Home improvement? No thanks

Posted: Wednesday, April 11, 2012 8:00 pm
By: By Lisa Smartt

Home improvement projects can be fun. Or that’s what people tell me. Personally, I’ve never had one moment of fun while doing a home improvement project. Not once. People who enjoy home improvement projects are the same people who enjoy doing their taxes and washing their car. Their enthusiastic conversation sounds like a foreign language to me. “Guess what we did this weekend? We pulled up all the flooring in the guest bathroom and laid tiny little expensive handmade Brazilian porcelain floor tiles … individually, one by one. It looks fantastic!” Puzzled, I want to scream at the top of my lungs, “What is wrong with you people? What in the world was wrong with your old bathroom floor? It was perfectly fine! In fact, it was so fine that in all the times I’ve used your guest bathroom, I never even NOTICED the floor!”  
But people who love home improvement projects don’t understand the joys of accepting mediocrity.They love the idea of releasing money and sweat to make things even better.
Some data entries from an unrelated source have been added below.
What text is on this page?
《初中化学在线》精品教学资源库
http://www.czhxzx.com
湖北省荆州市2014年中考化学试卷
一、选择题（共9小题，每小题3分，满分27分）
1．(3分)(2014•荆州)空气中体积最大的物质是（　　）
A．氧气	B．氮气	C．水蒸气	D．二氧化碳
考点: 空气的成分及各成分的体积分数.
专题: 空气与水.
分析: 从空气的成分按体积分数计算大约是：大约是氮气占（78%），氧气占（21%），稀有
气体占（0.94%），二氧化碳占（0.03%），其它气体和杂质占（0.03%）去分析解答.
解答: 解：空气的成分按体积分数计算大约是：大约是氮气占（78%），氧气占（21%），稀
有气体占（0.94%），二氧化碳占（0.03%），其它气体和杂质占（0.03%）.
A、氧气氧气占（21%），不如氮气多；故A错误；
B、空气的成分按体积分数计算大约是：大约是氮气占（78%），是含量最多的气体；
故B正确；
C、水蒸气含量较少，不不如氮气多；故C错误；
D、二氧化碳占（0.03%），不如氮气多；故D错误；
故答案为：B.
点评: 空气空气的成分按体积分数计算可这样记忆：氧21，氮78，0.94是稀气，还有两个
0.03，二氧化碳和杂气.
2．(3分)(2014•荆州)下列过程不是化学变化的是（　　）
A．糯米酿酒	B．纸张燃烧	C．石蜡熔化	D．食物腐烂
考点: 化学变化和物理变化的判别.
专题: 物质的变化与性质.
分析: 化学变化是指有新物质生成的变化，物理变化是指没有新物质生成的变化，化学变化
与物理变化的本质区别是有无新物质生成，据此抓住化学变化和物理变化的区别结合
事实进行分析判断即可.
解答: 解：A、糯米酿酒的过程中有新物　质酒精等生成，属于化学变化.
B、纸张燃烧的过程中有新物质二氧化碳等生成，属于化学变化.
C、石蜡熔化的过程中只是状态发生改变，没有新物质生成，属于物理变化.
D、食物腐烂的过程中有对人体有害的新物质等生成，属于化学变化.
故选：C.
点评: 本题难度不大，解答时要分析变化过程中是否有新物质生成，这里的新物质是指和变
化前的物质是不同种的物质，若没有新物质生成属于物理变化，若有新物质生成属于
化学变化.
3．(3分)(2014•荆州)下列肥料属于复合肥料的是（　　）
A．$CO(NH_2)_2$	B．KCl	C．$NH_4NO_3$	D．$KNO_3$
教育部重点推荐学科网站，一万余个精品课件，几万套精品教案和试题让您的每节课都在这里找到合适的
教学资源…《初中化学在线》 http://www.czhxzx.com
One of my goals in life is to convince people that when it comes to a home, there is great joy in just leaving things alone. That’s why I have 1987 wallpaper in the hall bathroom. It’s why our bedroom has been the same color since the house was built. It’s all to prove a point. Home improvement mediocrity provides folks like me with more time and money for fun and frolic. But I had a weak moment last week. It must have been the protein bar I ate for breakfast.
My boys and I started a big home improvement project. Notice I said that we started a project. We really need to bring the Brazilian floor tile folks over if we expect to finish it. One fateful morning I decided we would strip the outdated wallpaper off of my younger son’s walls and paint the room. We were all enthusiastic. Evidently, the previous owners were big home improvement folks because that wallpaper was affixed to the wall as though national security was dependent upon it remaining there forever. Eventually we got it all down. Or at least that’s what we thought. The next day we began to paint the white walls a bright blue. Within minutes, the walls began to bubble and bulge and sag. That’s when I wished we had just pulled up the floor in the guest bathroom and installed little Brazilian floor tiles. But, no. Evidently a thin layer of wallpaper residue was remaining and when the wet paint hit the walls, the project went south. Literally.
When the paint dried a little, I pulled the saggy layers of bright blue off of the wall. I popped the little air pockets and ripped and tugged and used my fingernails. The floor was littered with blue paint chips. Remember the story of the tortoise and the hare? Slow and steady wins the race. Yeah. I’ve never been good at the “slow and steady” part. I like the “quick and slipshod” method myself. That’s how I get into so much trouble. It’s also why my younger son has unpainted walls right now. But no worries. He’s sleeping in the guest room temporarily. We’re going on a business trip with my husband which hopefully will foster some “home improvement” of a different nature. And while we’re gone, I’m praying our Brazilian floor tile friends will break into our house carrying paint brushes.